Thursday, August 20, 2015

Joy




I have a problem with joy. How stupid is that! But it's true. It's not that I don't feel joy. I definitely do but I am so hesitant to express it. Why is that? When someone asks me how I'm doing, I usually respond, "Oh, pretty well," with a slight shrug of my shoulders and a rolling of my eyes. The unspoken implication is, "You know, I'm doing O.K. under the circumstances. I can't be expected to be great, now can I? You know, because..."

I need to get over myself. I think the reason I do this is that I feel like if I express too much joy or admit that I'm really doing well, it will trivialize the loss of my marriage. And that, to me, feels a bit like a betrayal. I can't really get over Paul, can I? I shouldn't get over him, should I?

The Bible has a lot to say about joy. I'm realizing that I can be joyful, and admit it, and still mourn my losses. When I keep my joy to myself I rob God of the glory He deserves. He has been so gracious to me! He took me through a very difficult experience and almost 6 years later I am doing well. I'm fine. I'm good. I'm even sometimes great!

My perspective has been twisted. I somehow got the idea that joy cannot co-exist with sadness. But I was wrong. I lost a husband. There is certainly nothing unique about that. Job lost his entire family but he was still able to rejoice because he knew his Creator. I truly believe that God is sovereign and that He is good. I may never understand the reasons why my marriage broke up but I can accept that God allowed it and I can embrace the path He has placed me on. And I can rejoice in all the blessings that are mine as a child of God. That sounds so holy but it is true. I can also rejoice in less spiritual things. It is no sin for me to dance with joy with a grandchild or celebrate with the anticipation of another one. Grandchildren aren't technically a "spiritual" blessing - like salvation, forgiveness, prayer, etc. but they sure bring me a lot of joy! I think I've been willing to testify to God's "spiritual" blessings but I withhold expressing joy over more earthly pleasures because I got it into my head that I should continue to suffer. Bizarre!

I will never, ever, get over (at least not completely) the catastrophe that was my marriage. But... I have an 89 year father who is a man of integrity, I have four fabulous daughters, and I have nine (almost 10) grandchildren, I have girlfriends, I have a home, a job, fairly decent health, I have ideas, I have time... the list is endless.

I spent a lot of time praying today that God would hold back the fires and prevent them from consuming Hume Lake Christian Camp. I was so struck by comments that a friend, Scott Saunders, made.
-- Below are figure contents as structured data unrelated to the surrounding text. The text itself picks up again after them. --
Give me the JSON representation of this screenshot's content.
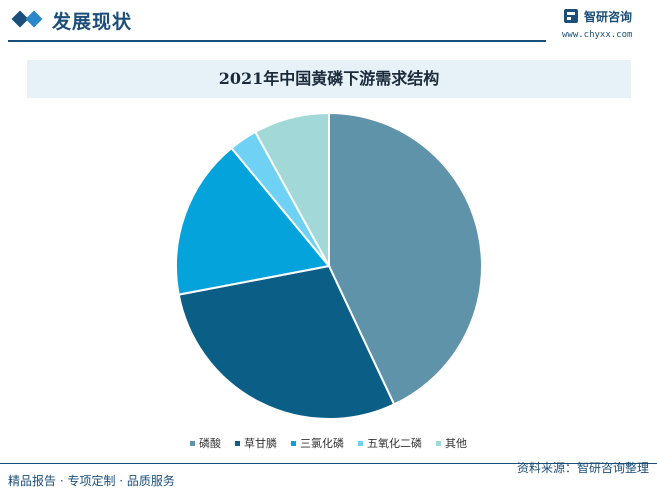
{
  "header": {
    "title": "发展现状",
    "brand_name": "智研咨询",
    "brand_url": "www.chyxx.com",
    "logo_icon": "chyxx-logo-icon"
  },
  "footer": {
    "left_text": "精品报告 · 专项定制 · 品质服务",
    "source_text": "资料来源：智研咨询整理"
  },
  "colors": {
    "brand": "#1b4f7a",
    "title_band": "#e6f1f8"
  },
  "chart_data": {
    "type": "pie",
    "title": "2021年中国黄磷下游需求结构",
    "legend_position": "bottom",
    "slices": [
      {
        "name": "磷酸",
        "value": 43,
        "color": "#5e93aa"
      },
      {
        "name": "草甘膦",
        "value": 29,
        "color": "#0b5e86"
      },
      {
        "name": "三氯化磷",
        "value": 17,
        "color": "#04a3dc"
      },
      {
        "name": "五氧化二磷",
        "value": 3,
        "color": "#6fd2f5"
      },
      {
        "name": "其他",
        "value": 8,
        "color": "#a2d8d8"
      }
    ]
  }
}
He said,

"From its inception up until yesterday, the official report is that the Rough Fire is at 0% containment. Presently it is at 3% containment.
That statement is false.
The truth is that this fire is 100% contained.
It is 100% contained in the palm of the Almighty Creator. The one true God. The Lord Jesus Christ. The Maker of fire, the forests, the lightening, and the sustainer of the very ministry of Hume Lake Christian Camps.
Yet we gauge it by how much mere man can contain or control it.
As I try to sleep tonight wondering what news of the fate of our homes and community will be tomorrow, God is reminding me that He is the one true Incident Commander and to have peace. That peace should not come from the outcome all of us are fervently praying for but because He is God, His Will will be done, and He has a plan."

Someone else, talking about the fire, said that all that was left to do was wait for the inevitable onslaught and be ready to defend the camp. These comments are so applicable to all of life. My life is totally under my good God's control. My life, my joy, my successes, are measured by His ruler, not man's. He has sustained me and will continue to do so. The onslaught will come. We all suffer trials. But that does not change who is in charge nor should it change how we live our lives. He is the same God whether I'm married or single, and my joy (and peace and trust) does not depend on my circumstances but depends solely on the God who holds all things in His hands. 

"Lord, let me go through my days giving praise to You for all that You are and for all that You have done for me. Forgive me for being afraid to express joy for fear that someone will misunderstand and think that I am glad I am no longer married. My understanding of You is so limited. Bless me with Your wisdom and humility. Amen!"